Even better: check the writer's credits. If you see Jimmy Holiday or Jimmy Lewis's names in parentheses, nine times out of ten it's gonna be hard soul. That album I mentioned up there, Doing His Thing? That was ALL Jimmy Lewis songs...all straight soul. (And Jimmy himself duets with Ray on "If It Wasn't For Bad Luck!")
Look out for "Understanding" (a single that did appear on the Portrait Of Ray album)...it's this hilarious spoken-word thing where Ray talks about the "understanding" that he has with his woman, especially if she cheats on him ("her soul might belong to the Good Lord, but her head is gonna belong to me!").

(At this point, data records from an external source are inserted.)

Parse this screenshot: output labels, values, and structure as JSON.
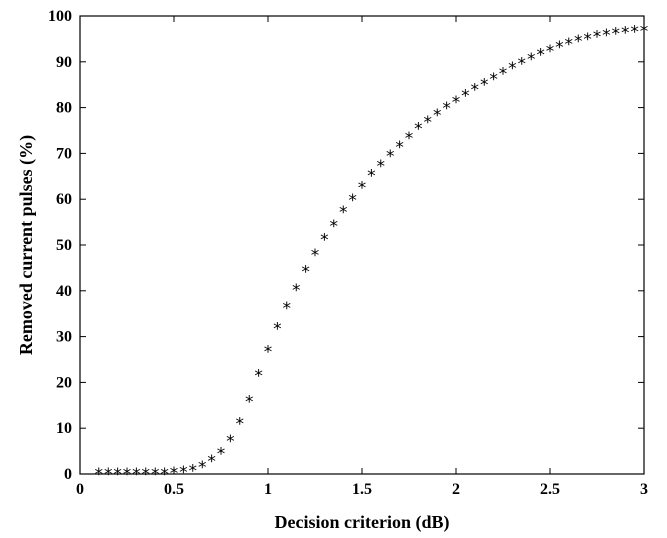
{
  "chart_data": {
    "type": "scatter",
    "title": "",
    "xlabel": "Decision criterion (dB)",
    "ylabel": "Removed current pulses (%)",
    "xlim": [
      0,
      3
    ],
    "ylim": [
      0,
      100
    ],
    "xticks": [
      0,
      0.5,
      1,
      1.5,
      2,
      2.5,
      3
    ],
    "xtick_labels": [
      "0",
      "0.5",
      "1",
      "1.5",
      "2",
      "2.5",
      "3"
    ],
    "yticks": [
      0,
      10,
      20,
      30,
      40,
      50,
      60,
      70,
      80,
      90,
      100
    ],
    "ytick_labels": [
      "0",
      "10",
      "20",
      "30",
      "40",
      "50",
      "60",
      "70",
      "80",
      "90",
      "100"
    ],
    "grid": false,
    "marker": "asterisk",
    "marker_symbol": "*",
    "color": "#000000",
    "series": [
      {
        "x": [
          0.1,
          0.15,
          0.2,
          0.25,
          0.3,
          0.35,
          0.4,
          0.45,
          0.5,
          0.55,
          0.6,
          0.65,
          0.7,
          0.75,
          0.8,
          0.85,
          0.9,
          0.95,
          1.0,
          1.05,
          1.1,
          1.15,
          1.2,
          1.25,
          1.3,
          1.35,
          1.4,
          1.45,
          1.5,
          1.55,
          1.6,
          1.65,
          1.7,
          1.75,
          1.8,
          1.85,
          1.9,
          1.95,
          2.0,
          2.05,
          2.1,
          2.15,
          2.2,
          2.25,
          2.3,
          2.35,
          2.4,
          2.45,
          2.5,
          2.55,
          2.6,
          2.65,
          2.7,
          2.75,
          2.8,
          2.85,
          2.9,
          2.95,
          3.0
        ],
        "y": [
          0,
          0,
          0,
          0,
          0,
          0,
          0,
          0,
          0.2,
          0.4,
          0.8,
          1.5,
          2.8,
          4.5,
          7.2,
          11,
          15.8,
          21.5,
          26.8,
          31.8,
          36.2,
          40.2,
          44.2,
          47.8,
          51.2,
          54.2,
          57.2,
          59.8,
          62.6,
          65.2,
          67.2,
          69.4,
          71.4,
          73.4,
          75.4,
          76.9,
          78.4,
          79.9,
          81.2,
          82.6,
          83.9,
          85.0,
          86.2,
          87.5,
          88.6,
          89.6,
          90.6,
          91.6,
          92.4,
          93.2,
          93.9,
          94.5,
          95.0,
          95.5,
          95.9,
          96.2,
          96.4,
          96.6,
          96.7
        ]
      }
    ]
  }
}
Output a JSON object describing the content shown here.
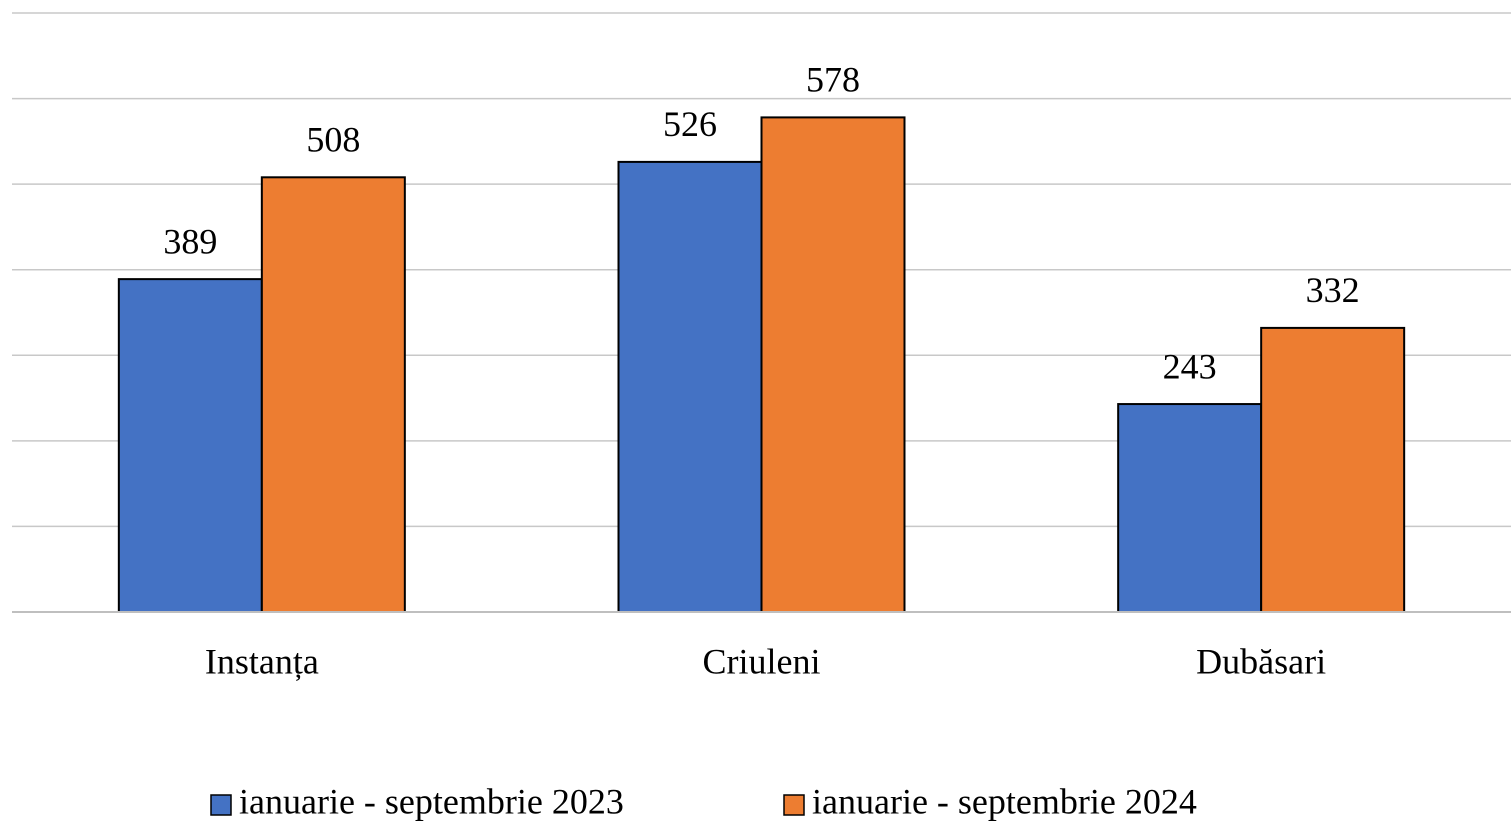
{
  "chart_data": {
    "type": "bar",
    "categories": [
      "Instanța",
      "Criuleni",
      "Dubăsari"
    ],
    "series": [
      {
        "name": "ianuarie - septembrie 2023",
        "color": "#4472c4",
        "values": [
          389,
          526,
          243
        ]
      },
      {
        "name": "ianuarie - septembrie 2024",
        "color": "#ed7d31",
        "values": [
          508,
          578,
          332
        ]
      }
    ],
    "ylim": [
      0,
      700
    ],
    "yticks": [
      0,
      100,
      200,
      300,
      400,
      500,
      600,
      700
    ],
    "grid": true,
    "legend": "bottom"
  }
}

Yeah, but there's a world of difference between deep-down soul and deep-down schlock! "I Can't Stop Loving You," "No Letter Today," "Tears," and "Crying Time," to name four examples, are real good POP ballads from his ABC years that I listen to a lot. But as far as DEEP DOWN SOUL ballads, where the voices and strings are either minimal or absent, I'd go with:
"Seems Like I Gotta Do Wrong"
"I Can Make It Through The Days"
"Careless Love"
"Here We Go Again"
And from Renaissance, one of the albums he did for his own Crossover label, he did a BADASS "Sail Away" (yeah, the Randy Newman song about Africans being conned into slavery).
Curious about the OG. Is there a 45? What LP is it on? Etc.
One with orchestral backing, which slays the vanilla version. I have the vanilla version and wonder if there's a 45 of the orchestral joint.